Mexico’s football federation has been fined after fans were heard chanting discriminatory language during one of their World Cup games last weekend.
FIFA have ordered the organisation to pay $10,000 after Mexican supporters shouted out the word ‘puto’ during their match against Germany, where they won 1-0.
‘Puto’ is a slur used to refer to a male sex worker, and has long been shouted by football fans at Mexican matches towards players on the opposing team.
Gay rights activists have long argued that the term is homophobic, and that it being chanted at games is a form of anti-gay discrimination.
FIFA warned Mexican fans at the World Cup in Russia that their team could face “additional sanctions” if there are “repeated infringements”.
Mexican striker Javier Hernandex appealed to fans to adhere to the warning, urging them to stop chanting the homophobic slur during their future matches.
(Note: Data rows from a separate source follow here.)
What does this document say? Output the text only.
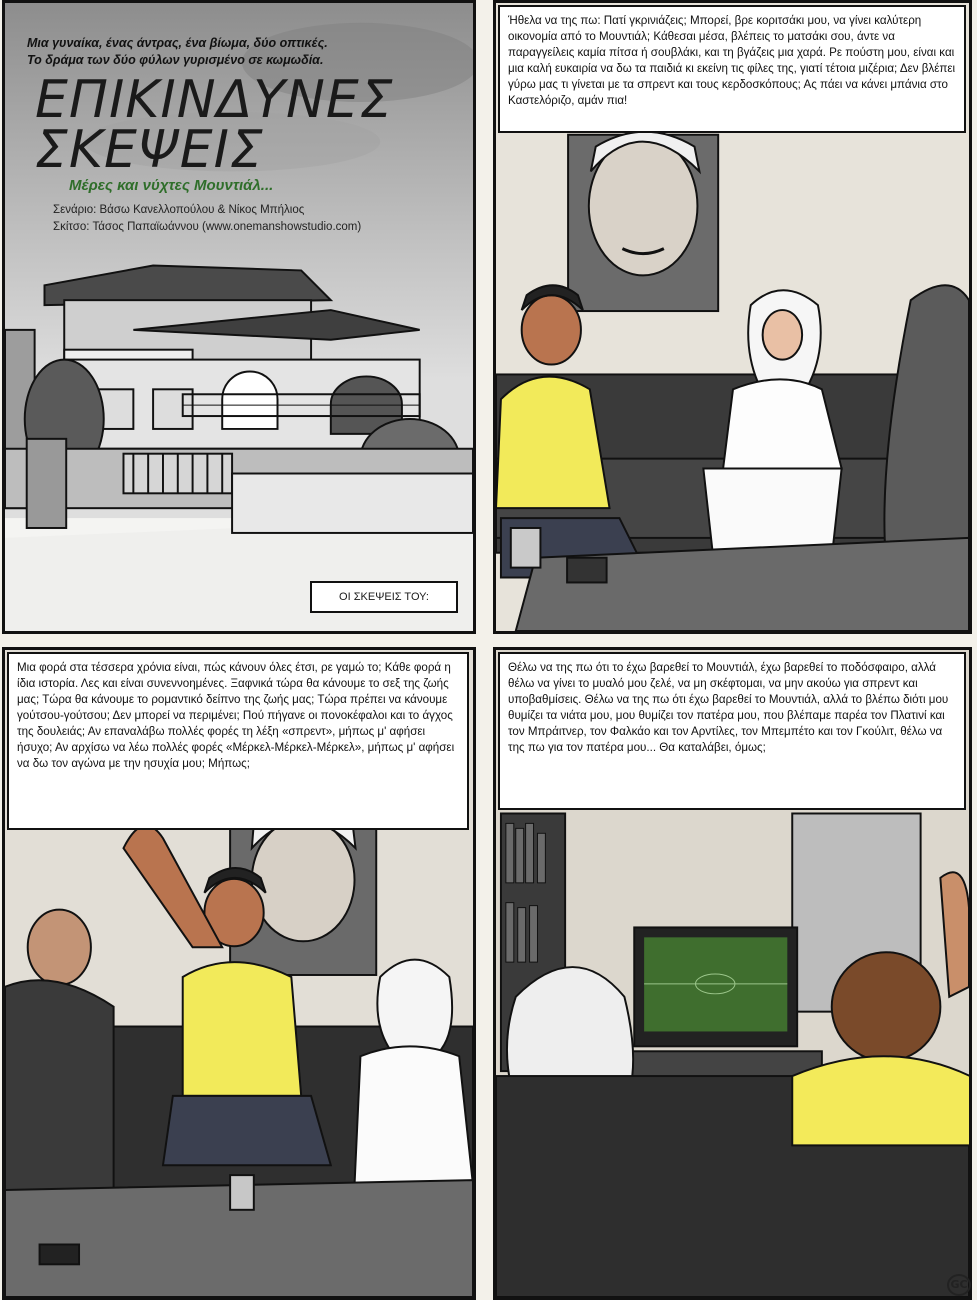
Μια γυναίκα, ένας άντρας, ένα βίωμα, δύο οπτικές.
Το δράμα των δύο φύλων γυρισμένο σε κωμωδία.
ΕΠΙΚΙΝΔΥΝΕΣ
ΣΚΕΨΕΙΣ
Μέρες και νύχτες Μουντιάλ...
Σενάριο: Βάσω Κανελλοπούλου & Νίκος Μπήλιος
Σκίτσο: Τάσος Παπαϊωάννου (www.onemanshowstudio.com)
ΟΙ ΣΚΕΨΕΙΣ ΤΟΥ:
Ήθελα να της πω: Πατί γκρινιάζεις; Μπορεί, βρε κοριτσάκι μου, να γίνει καλύτερη οικονομία από το Μουντιάλ; Κάθεσαι μέσα, βλέπεις το ματσάκι σου, άντε να παραγγείλεις καμία πίτσα ή σουβλάκι, και τη βγάζεις μια χαρά. Ρε πούστη μου, είναι και μια καλή ευκαιρία να δω τα παιδιά κι εκείνη τις φίλες της, γιατί τέτοια μιζέρια; Δεν βλέπει γύρω μας τι γίνεται με τα σπρεντ και τους κερδοσκόπους; Ας πάει να κάνει μπάνια στο Καστελόριζο, αμάν πια!
Μια φορά στα τέσσερα χρόνια είναι, πώς κάνουν όλες έτσι, ρε γαμώ το; Κάθε φορά η ίδια ιστορία. Λες και είναι συνεννοημένες. Ξαφνικά τώρα θα κάνουμε το σεξ της ζωής μας; Τώρα θα κάνουμε το ρομαντικό δείπνο της ζωής μας; Τώρα πρέπει να κάνουμε γούτσου-γούτσου; Δεν μπορεί να περιμένει; Πού πήγανε οι πονοκέφαλοι και το άγχος της δουλειάς; Αν επαναλάβω πολλές φορές τη λέξη «σπρεντ», μήπως μ' αφήσει ήσυχο; Αν αρχίσω να λέω πολλές φορές «Μέρκελ-Μέρκελ-Μέρκελ», μήπως μ' αφήσει να δω τον αγώνα με την ησυχία μου; Μήπως;
Θέλω να της πω ότι το έχω βαρεθεί το Μουντιάλ, έχω βαρεθεί το ποδόσφαιρο, αλλά θέλω να γίνει το μυαλό μου ζελέ, να μη σκέφτομαι, να μην ακούω για σπρεντ και υποβαθμίσεις. Θέλω να της πω ότι έχω βαρεθεί το Μουντιάλ, αλλά το βλέπω διότι μου θυμίζει τα νιάτα μου, μου θυμίζει τον πατέρα μου, που βλέπαμε παρέα τον Πλατινί και τον Μπράιτνερ, τον Φαλκάο και τον Αρντίλες, τον Μπεμπέτο και τον Γκούλιτ, θέλω να της πω για τον πατέρα μου... Θα καταλάβει, όμως;
GC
“To all Mexican fans in the stadiums, don’t shout ‘Puto’,” he wrote on Instagram. “Let’s not risk another sanction.”
It’s not the first time the Mexican Football Federation has been fined on these grounds.
They were sanctioned 12 times for homophobic chants during the World Cup qualifying campaign, resulting in being fined for 10 of the incidents.
Homophobic attitudes within football have been at the forefront of this World Cup – mainly because of host nation Russia’s anti-gay laws.
Russia has some of the, if not the, worst LGBTQ rights in the developed world. During the country’s recent Presidential election, an advert ran which warned people that they would have to live with a gay person if they didn’t vote.
What’s more, a recent poll found that 83% of Russians consider gay sex to be “reprehensible.”
In 2013, Vladimir Putin signed into effect a gay propaganda rule, which banned the promotion of “non-traditional” sexual orientations to minors.